Signs and Symptoms of Adult Still’s Disease

Skin rash

  • High fever in peaks (increases considerably sharply) especially in the late afternoon.
  • Salmon-colored skin rash that comes and goes with febrile episodes.
  • Polyarthritis especially in the knees and carpals (bones of the palm of the hand). Initially it also accompanies fever, but if it is not controlled, it can become chronic, being especially destructive.
  • Odynophagia : pain when swallowing, which is not accompanied by lesions in the mouth or pharynx.
  • Serositis: inflammation of the serosae, in this case pericardium and pleura (layer that surrounds the lungs). This affectation is more frequent in adults than in children.
  • Hepatosplenomegaly and lymphadenopathy: enlargement of the liver, spleen and lymph nodes.
  • Other manifestations of a very disparate nature. Heart, kidneys and nervous system can be affected. Amyloidosis and macrophage activation syndrome may also appear.

Still’s disease treatment

Since Still’s disease is of unknown cause, a cure cannot be found. Therefore, the existing treatment is aimed at alleviating and controlling the symptoms.

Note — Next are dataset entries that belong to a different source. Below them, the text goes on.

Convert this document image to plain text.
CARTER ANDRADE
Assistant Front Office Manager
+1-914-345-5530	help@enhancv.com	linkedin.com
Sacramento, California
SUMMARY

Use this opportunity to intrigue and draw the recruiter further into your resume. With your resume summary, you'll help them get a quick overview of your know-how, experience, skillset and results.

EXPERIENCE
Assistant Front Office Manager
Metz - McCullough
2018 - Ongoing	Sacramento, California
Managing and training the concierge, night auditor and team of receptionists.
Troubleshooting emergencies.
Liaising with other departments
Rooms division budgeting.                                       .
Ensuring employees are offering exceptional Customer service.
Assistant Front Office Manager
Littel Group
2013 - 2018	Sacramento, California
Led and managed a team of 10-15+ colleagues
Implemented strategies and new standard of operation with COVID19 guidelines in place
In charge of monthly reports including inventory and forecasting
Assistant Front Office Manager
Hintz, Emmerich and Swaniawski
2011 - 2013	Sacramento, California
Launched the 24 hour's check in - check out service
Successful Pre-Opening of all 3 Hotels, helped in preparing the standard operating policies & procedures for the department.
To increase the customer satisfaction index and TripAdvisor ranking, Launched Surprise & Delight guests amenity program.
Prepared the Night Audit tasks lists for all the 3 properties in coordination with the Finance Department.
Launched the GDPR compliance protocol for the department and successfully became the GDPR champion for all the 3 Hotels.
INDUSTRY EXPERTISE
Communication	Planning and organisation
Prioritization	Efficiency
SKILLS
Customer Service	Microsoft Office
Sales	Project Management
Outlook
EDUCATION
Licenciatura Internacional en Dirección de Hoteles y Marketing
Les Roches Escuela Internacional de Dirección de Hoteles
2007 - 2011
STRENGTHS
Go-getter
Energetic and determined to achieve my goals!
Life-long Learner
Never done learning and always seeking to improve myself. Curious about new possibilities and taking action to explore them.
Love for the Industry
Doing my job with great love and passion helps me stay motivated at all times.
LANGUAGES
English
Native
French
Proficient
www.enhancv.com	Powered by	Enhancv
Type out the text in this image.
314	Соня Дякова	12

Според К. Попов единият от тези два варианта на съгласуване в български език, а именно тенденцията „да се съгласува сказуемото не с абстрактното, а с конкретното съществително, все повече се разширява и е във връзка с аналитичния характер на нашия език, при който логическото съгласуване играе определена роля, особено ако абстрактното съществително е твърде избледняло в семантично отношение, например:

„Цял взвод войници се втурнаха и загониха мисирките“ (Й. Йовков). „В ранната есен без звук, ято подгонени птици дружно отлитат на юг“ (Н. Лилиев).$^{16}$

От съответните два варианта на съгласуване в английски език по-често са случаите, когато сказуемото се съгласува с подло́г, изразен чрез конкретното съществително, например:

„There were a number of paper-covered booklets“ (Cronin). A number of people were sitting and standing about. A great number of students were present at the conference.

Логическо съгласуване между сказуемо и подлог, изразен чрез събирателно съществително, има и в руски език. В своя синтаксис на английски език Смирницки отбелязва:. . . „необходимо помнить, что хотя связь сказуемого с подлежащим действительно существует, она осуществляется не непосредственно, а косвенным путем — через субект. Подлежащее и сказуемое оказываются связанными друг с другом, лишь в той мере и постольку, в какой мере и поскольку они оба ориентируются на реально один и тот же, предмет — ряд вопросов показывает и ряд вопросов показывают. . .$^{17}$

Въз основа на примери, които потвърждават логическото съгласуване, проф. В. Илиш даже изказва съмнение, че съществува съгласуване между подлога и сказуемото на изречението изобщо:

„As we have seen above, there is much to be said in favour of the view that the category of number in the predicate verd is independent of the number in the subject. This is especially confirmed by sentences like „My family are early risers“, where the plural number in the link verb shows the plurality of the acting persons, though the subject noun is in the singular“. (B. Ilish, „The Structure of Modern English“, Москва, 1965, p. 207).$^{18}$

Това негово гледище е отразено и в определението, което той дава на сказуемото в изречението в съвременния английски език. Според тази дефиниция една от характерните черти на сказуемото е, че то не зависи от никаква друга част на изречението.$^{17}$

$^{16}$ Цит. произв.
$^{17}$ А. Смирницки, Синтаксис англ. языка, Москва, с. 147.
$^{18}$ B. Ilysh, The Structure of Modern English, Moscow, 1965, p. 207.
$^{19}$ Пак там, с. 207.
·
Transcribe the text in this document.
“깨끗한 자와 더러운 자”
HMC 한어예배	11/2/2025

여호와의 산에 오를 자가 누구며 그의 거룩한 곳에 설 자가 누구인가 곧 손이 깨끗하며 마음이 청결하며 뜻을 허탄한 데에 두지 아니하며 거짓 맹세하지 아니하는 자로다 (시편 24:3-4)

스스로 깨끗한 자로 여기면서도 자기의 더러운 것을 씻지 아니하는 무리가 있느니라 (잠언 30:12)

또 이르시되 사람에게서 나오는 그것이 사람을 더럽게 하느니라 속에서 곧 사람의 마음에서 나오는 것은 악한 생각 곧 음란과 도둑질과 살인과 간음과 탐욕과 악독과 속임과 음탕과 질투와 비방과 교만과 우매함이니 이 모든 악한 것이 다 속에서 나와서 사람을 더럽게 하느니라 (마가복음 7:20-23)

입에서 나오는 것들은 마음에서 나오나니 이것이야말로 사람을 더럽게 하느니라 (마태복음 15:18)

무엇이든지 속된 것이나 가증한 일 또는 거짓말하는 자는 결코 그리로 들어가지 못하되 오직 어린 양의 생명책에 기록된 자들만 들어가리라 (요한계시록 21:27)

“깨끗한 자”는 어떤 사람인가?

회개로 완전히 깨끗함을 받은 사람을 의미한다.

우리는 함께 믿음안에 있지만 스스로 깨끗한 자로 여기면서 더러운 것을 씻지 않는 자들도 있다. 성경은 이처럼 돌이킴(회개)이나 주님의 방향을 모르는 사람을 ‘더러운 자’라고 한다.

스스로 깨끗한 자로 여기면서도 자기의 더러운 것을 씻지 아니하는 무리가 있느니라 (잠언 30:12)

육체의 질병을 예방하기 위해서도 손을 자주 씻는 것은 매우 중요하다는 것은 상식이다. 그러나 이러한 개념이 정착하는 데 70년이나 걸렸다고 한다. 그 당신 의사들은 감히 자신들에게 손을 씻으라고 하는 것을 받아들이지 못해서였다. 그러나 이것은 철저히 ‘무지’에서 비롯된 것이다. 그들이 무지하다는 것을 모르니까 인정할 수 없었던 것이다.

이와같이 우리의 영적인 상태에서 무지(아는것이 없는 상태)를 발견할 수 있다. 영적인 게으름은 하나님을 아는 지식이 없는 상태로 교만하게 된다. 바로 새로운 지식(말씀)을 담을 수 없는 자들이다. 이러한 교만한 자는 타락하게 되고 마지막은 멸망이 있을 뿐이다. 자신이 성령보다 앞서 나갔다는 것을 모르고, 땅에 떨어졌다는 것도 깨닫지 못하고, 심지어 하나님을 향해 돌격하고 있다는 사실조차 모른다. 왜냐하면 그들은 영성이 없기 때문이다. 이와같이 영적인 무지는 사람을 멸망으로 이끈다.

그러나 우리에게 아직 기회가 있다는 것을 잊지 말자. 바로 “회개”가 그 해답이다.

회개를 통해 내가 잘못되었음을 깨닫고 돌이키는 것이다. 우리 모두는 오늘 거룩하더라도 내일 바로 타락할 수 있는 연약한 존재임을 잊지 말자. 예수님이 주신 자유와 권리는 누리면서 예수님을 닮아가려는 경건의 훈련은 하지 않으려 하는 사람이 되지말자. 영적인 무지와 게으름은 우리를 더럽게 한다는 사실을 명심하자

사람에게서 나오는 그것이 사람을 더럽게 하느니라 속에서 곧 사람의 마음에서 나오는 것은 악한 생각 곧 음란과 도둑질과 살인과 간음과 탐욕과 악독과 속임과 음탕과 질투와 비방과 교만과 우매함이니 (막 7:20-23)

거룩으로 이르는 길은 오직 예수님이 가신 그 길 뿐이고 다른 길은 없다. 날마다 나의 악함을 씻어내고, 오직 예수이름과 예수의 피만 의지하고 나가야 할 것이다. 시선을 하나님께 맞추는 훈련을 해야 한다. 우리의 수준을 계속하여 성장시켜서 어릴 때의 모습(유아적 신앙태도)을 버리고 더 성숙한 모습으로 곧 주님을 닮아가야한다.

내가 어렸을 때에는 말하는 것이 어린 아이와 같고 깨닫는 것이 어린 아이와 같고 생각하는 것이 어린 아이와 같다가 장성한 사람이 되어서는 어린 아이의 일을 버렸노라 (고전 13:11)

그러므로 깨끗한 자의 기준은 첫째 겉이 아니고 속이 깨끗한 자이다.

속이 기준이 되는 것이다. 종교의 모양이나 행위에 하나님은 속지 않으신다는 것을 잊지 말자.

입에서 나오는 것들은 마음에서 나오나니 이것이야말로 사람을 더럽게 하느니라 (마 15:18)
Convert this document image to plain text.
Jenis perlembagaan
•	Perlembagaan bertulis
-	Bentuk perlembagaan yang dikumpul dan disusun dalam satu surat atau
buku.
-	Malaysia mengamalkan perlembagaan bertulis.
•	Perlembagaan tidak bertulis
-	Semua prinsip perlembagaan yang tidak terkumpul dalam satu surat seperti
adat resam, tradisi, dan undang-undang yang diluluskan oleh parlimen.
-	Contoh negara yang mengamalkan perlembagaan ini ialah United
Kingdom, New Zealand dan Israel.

To do this, they are used:

  • NSAIDs  (medicines that fight inflammation, fever and pain). Examples of NSAIDs are ibuprofen and naproxen. They are not usually enough to alleviate the symptoms so it is necessary to resort to glucocorticoids (anti-inflammatory, anti-allergenic and immunosuppressant).
  • DMARDs (disease modifying drugs):
    • Traditional DMARDs: the mechanism of action of each drug included in this group is very diverse. They exist from modifiers of biochemical processes to inhibitors of cell proliferation.
    • Biological DMARDs: their mechanism of action has to do with the modification of immunity.